Kub Kao Kub Pla: The gracious and sophisticated mall restaurant is a Bangkok phenomenon. Though the food can be very good (think Nara, which is now in India or Greyhound, which has now gone global) the prices are always reasonable.

 

   This may be the new Nara. There are branches all over the city though I went to the one at the Central Embassy mall. The food was excellent: Authentic, tangy and full of the complex flavours of Thai cuisine. Recommended.

 

Nusara: Chef Ton (as nearly everyone calls him) is now the most famous Thai chef in the world because he travels and cooks all over the world (I am hoping to get him to do a residency in Delhi this November/December). He is the only chef to have two restaurants in the top ten of Asia’s 50 Best Restaurants and Le Du, his signature restaurant, is Michelin-starred and much praised.

 

   Nusara is a labour of love. Situated in a century-old building in the shadow of the Wat Po Temple, it is super discreet. There is no signage. You go to a wine bar and then, if you know what you are doing, you find a staircase at the back and climb to the quirky but exquisitely decorated first floor restaurant which seats, ideally, only a dozen people but can take up to 16 covers at a pinch.

 

   It is a set menu of food that is inspired by Ton’s grandmother’s cooking which is re-imagined with style and verve. It was easily the best Thai meal I had on my trip.

 

Biscotti: This is a Bangkok institution. It is an Italian restaurant that serves classic Italian dishes in plush surroundings to the Bangkok elite. For all that, the food is mostly authentic with a nice Naples-inspired pizza and traditional pastas. Yes, they go a little heavy on the pasta sauce (this is Asia) but the chef cares enough about detail to put an Aquarello risotto on the daily set (i.e. cheaper) lunch.

 

Ms. Maria and Mr Singh: This used to be Gaggan Anand’s steakhouse, Meatlicious, but it is now the only Mexican-Indian restaurant I have ever eaten at. Chef Gabriela is Mexican while her partner is Indian so I guess the combination makes sense. The food is inspired and fun — a Mexican take on golgappas, for instance.
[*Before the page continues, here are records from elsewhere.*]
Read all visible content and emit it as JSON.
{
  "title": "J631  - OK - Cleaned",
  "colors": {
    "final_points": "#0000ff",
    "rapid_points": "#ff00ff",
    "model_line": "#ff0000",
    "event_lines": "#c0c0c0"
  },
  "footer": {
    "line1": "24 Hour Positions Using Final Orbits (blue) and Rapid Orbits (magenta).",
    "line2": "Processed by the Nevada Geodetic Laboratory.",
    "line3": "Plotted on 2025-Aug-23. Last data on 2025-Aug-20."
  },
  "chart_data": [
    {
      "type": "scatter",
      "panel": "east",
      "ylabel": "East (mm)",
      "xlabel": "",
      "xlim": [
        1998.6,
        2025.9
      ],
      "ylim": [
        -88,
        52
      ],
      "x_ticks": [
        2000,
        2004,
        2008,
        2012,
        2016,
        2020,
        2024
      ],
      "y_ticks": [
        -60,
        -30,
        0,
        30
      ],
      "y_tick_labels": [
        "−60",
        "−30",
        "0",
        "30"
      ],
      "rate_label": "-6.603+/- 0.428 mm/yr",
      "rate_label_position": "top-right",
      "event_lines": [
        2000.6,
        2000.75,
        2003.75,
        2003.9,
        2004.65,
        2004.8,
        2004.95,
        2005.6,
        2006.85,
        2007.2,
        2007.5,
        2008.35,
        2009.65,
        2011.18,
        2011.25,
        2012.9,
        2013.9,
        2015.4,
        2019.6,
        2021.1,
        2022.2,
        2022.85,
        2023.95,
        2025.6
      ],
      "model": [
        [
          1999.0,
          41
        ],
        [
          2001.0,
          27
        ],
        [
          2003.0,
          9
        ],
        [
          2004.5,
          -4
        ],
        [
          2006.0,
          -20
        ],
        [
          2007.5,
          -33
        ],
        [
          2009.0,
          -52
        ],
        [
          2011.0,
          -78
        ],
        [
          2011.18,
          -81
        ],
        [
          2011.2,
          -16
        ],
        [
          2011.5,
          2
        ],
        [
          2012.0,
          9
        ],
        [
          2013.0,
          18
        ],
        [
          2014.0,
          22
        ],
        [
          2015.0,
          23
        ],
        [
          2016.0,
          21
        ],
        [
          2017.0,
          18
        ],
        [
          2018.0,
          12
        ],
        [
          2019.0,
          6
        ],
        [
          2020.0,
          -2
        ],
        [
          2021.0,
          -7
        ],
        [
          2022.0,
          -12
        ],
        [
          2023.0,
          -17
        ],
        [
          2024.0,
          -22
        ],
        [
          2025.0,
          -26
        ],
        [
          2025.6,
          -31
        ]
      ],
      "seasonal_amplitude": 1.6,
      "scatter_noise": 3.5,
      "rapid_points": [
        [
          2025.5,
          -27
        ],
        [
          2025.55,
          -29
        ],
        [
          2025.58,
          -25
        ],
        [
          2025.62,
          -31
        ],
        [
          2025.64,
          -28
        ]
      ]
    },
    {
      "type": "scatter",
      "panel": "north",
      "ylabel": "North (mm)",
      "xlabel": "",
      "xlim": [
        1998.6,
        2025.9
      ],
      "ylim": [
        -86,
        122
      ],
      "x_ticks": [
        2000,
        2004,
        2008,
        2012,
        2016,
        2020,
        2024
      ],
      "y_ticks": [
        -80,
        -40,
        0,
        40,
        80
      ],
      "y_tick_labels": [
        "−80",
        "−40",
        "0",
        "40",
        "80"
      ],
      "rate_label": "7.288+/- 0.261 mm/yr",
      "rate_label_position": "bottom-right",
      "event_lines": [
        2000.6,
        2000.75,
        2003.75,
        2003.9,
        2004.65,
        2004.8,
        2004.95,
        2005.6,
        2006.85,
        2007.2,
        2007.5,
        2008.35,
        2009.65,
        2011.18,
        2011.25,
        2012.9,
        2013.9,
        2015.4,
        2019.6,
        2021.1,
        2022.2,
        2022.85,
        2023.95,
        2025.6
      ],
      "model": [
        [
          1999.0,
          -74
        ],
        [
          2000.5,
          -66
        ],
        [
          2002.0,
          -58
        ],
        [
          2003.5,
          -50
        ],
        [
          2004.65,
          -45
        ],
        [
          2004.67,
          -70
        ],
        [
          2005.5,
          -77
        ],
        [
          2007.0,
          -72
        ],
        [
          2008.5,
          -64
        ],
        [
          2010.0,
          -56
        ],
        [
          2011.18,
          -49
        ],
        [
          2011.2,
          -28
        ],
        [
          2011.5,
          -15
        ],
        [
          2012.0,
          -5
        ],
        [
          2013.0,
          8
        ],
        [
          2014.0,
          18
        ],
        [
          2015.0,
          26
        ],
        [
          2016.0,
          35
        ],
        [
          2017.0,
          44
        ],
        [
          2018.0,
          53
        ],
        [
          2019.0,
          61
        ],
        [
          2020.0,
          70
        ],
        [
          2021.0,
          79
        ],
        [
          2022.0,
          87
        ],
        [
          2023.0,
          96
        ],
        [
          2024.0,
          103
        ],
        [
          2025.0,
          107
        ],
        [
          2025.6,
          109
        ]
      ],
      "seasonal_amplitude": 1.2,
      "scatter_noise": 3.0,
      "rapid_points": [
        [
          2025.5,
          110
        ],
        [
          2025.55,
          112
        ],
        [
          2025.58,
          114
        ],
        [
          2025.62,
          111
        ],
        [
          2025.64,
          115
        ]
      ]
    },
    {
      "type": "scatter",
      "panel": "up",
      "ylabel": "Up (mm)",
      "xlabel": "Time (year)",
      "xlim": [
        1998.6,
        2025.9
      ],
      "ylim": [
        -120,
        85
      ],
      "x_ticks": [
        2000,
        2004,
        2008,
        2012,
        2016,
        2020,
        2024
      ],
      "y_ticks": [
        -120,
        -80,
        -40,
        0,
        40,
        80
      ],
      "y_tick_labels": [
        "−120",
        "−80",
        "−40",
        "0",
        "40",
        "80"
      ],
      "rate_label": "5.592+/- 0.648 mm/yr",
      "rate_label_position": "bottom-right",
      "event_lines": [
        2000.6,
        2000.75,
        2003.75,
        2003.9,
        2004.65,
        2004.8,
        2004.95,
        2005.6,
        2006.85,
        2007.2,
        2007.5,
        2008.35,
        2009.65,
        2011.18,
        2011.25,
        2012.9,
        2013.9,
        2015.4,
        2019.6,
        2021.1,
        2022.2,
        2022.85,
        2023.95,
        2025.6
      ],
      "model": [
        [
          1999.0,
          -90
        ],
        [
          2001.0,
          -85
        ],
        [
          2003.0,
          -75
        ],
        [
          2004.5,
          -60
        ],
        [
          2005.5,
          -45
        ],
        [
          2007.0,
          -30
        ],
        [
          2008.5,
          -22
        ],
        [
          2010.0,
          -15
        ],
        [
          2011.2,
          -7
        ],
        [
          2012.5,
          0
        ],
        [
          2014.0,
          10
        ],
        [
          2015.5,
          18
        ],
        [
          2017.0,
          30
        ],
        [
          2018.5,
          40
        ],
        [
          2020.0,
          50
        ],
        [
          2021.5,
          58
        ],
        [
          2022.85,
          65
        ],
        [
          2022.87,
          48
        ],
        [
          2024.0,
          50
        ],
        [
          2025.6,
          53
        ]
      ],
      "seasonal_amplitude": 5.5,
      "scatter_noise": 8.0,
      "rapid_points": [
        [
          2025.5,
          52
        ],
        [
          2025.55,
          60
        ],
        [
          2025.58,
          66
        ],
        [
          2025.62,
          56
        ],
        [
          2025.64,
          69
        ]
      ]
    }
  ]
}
But it is also very good and the straight Indian food (cooked by members of Gaggan’s team) is outstanding.

 

Yu Ting Yuan: The Four Seasons is Bangkok’s newest, most beautiful and chicest luxury hotel. This is its Chinese restaurant which already has a Michelin star. Not only is the restaurant visually stunning, the food is excellent. I liked the Peking Duck, the ma po dofu, the crispy pork and the spicy aubergine. There aren’t many good upmarket Chinese restaurants in Bangkok so this one stands head and shoulders above the rest.

 

Guilty: This was about to open when I was there but I ate at a preview the night before the formal opening. They are calling it a Peruvian restaurant, but it is really only partly a celebration of the Japanese-influenced cuisine of Peru (where there is a substantial Japanese community) with lots of dishes from the rest of South and Central America thrown in.

 

   The chef is Carlos Rodriguez, a Venezuelan, who I know from his stint at Gaggan’s Meatlicious and at the main Gaggan restaurant. As you would expect, given his pedigree, the food is delicious and the restaurant is a lot of fun with a happy vibe.

 

Hinata: There are many famous and/or Michelin starred Japanese restaurants in Bangkok. Hinata is not one of them. But I like it anyway because the sushi is good, the location is central and at lunchtime, sunlight shines into the small dining room.

 

CDGRE: This bustling coffee shop is advertised as a partnership between the Suhring twins and Gaggan Anand. You can tell Gaggan‘s influence in the chicken tikka burger and perhaps in the coffee, but otherwise the menu is Suhring all the way. This means you get food from two of Bangkok’s greatest European chefs at coffee shop prices. Naturally, it was packed at lunchtime when I went. Recommended.